For a Set of Integers, Get All Sets Whose Sum is Greater Than Some Value

Let me start by saying I have found many questions and answers that answer things which seem somewhat related or close to this question, but are not actually this question. It seems related to the coin change / subset sum problem, but I think this is distinctly different enough that subset sum answers do not cover this question.

The Problem

Let's say I have a set of 4 integers called S : [1, 2, 5, 1]

The goal is to devise a set of sets, G , that is comprised of each subset of S where the sum of the set is greater than some value N.

In this example, if N = 6, then G would be [ [5,2,1,1], [5,2,1], [5,2], [5,1,1] ]

Considerations

I chose the word set here specifically because the order of each set does not matter at all. [5, 2, 1, 1] is identical to [5, 1, 1, 2].

When you create your first set that exceeds N, lets say G₁, you can also immediately add all other sets which contain G₁ as a subset. Likewise, if you find another new set G₂ that has not already added and also exceeds N, you can immediately add all sets which contain G₂ as a subset. You don't need to check if these sets sum to greater than N.

If you sum all the members of S and the result is not greater than N, then you can conclude there are no sets which meet the criteria.

Actual Use-case

The real-world goal that is trying to be met here is that I have a group of items which have a numerical weight associated with them, and another value which represents a threshold. I'm trying find out if its even feasible to routinely find all the sub-groups that can be made of the items that exceed the threshold when their weights are summed.

What is the most efficient way to generate all sets that meet this criteria? What is complexity of this?

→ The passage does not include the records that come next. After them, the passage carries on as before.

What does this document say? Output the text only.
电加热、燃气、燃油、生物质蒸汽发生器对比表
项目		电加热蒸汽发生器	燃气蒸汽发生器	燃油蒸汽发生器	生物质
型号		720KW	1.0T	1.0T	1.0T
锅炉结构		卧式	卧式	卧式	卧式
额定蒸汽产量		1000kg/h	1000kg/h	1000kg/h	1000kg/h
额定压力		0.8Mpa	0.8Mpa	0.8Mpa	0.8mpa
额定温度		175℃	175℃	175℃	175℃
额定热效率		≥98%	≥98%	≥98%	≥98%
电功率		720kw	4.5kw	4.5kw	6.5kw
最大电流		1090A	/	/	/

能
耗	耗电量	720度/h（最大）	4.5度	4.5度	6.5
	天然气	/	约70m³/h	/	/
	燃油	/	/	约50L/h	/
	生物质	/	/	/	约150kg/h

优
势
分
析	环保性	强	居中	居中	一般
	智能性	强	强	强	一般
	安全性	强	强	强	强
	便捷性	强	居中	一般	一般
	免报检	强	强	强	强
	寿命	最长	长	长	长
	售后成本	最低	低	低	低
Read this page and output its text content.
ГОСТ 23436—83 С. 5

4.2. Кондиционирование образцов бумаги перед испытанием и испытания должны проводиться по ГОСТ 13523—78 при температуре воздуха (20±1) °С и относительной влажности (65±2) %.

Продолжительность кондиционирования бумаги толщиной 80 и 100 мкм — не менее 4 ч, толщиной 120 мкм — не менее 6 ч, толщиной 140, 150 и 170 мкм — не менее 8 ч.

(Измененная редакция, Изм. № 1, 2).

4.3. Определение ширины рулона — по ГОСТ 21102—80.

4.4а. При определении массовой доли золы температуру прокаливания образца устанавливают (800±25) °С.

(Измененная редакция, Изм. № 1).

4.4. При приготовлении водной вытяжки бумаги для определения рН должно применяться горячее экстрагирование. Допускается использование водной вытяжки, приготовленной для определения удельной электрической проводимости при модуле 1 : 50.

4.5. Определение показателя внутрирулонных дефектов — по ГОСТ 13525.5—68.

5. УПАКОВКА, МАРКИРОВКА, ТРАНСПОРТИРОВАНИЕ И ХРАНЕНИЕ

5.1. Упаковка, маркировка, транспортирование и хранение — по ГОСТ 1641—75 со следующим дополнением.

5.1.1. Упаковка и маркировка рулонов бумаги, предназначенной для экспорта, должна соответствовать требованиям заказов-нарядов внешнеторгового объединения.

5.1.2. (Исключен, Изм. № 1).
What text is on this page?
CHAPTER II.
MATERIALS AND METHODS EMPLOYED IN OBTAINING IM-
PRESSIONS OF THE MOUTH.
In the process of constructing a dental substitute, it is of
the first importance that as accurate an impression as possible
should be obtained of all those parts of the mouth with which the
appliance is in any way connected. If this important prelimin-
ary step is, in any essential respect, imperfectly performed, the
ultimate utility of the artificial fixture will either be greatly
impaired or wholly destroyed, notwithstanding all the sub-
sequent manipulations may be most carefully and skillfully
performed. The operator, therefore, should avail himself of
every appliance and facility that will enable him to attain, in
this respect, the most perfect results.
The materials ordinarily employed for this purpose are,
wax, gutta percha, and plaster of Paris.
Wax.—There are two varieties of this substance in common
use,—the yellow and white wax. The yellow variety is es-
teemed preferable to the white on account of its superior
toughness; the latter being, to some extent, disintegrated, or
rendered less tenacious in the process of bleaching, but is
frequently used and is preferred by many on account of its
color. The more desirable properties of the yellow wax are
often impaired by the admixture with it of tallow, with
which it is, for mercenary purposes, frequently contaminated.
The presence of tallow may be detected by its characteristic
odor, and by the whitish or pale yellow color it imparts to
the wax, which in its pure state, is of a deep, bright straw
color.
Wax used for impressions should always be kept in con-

Here's a more efficient implementation. Worthwhile notes:

• It correctly handles duplicate elements to avoid returning the same subset twice
• In fact, it avoids recomputing equivalent subsets altogether, by grouping same-valued elements into bins with counts
• It starts from the largest subset (the set itself) and gradually removes elements while staying above the threshold, and early-exits to avoid exploring smaller subsets entirely
• It uses list mutation to avoid expensive list creation / coping until absolutely necessary
• It does use recursion, so there's a small performance penalty there, and as with all recursion: if you throw a large enough input at it, it will raise an error. Its an exercise to the reader to port this to an iterative variant if that becomes an issue

from collections import Counter

def solve(nums, target):
    counts = sorted(Counter(nums).items())
    reserve = sum(nums) - target
    
    if reserve <= 0:
        return []
    return list(_solve(counts, reserve, []))

def _solve(counts, reserve, prefix):
    if not counts:
        yield tuple(prefix)
        return
    
    val, max_count = last = counts.pop()
    
    prefix.extend([val] * max_count)
    yield from _solve(counts, reserve, prefix)
    
    for count in range(1, max_count + 1):
        prefix.pop()
        if reserve - count * val > 0:
            yield from _solve(counts, reserve - count * val, prefix)
    
    counts.append(last)

Timing it:

from timeit import timeit

runs = 10
statement = "solve([randrange(15) for _ in range(25)], 100)"
setup = "from __main__ import solve; from random import randrange"
print(timeit(statement, setup=setup, number=runs)/runs)

Output:

0.22455865999218078

Meaning its able to solve problems of 25 elements where the solution contains ~100k distinct subsets in about 225ms.

I did test this against a naive solution to ensure correctness as well.

Regarding time complexity, its hard to bound this, because its run time really depends on the value of the numbers (or rather, the output size). You could bound it as O(n log n + s * n) where n is the size of the input list, and s is the size of the output list.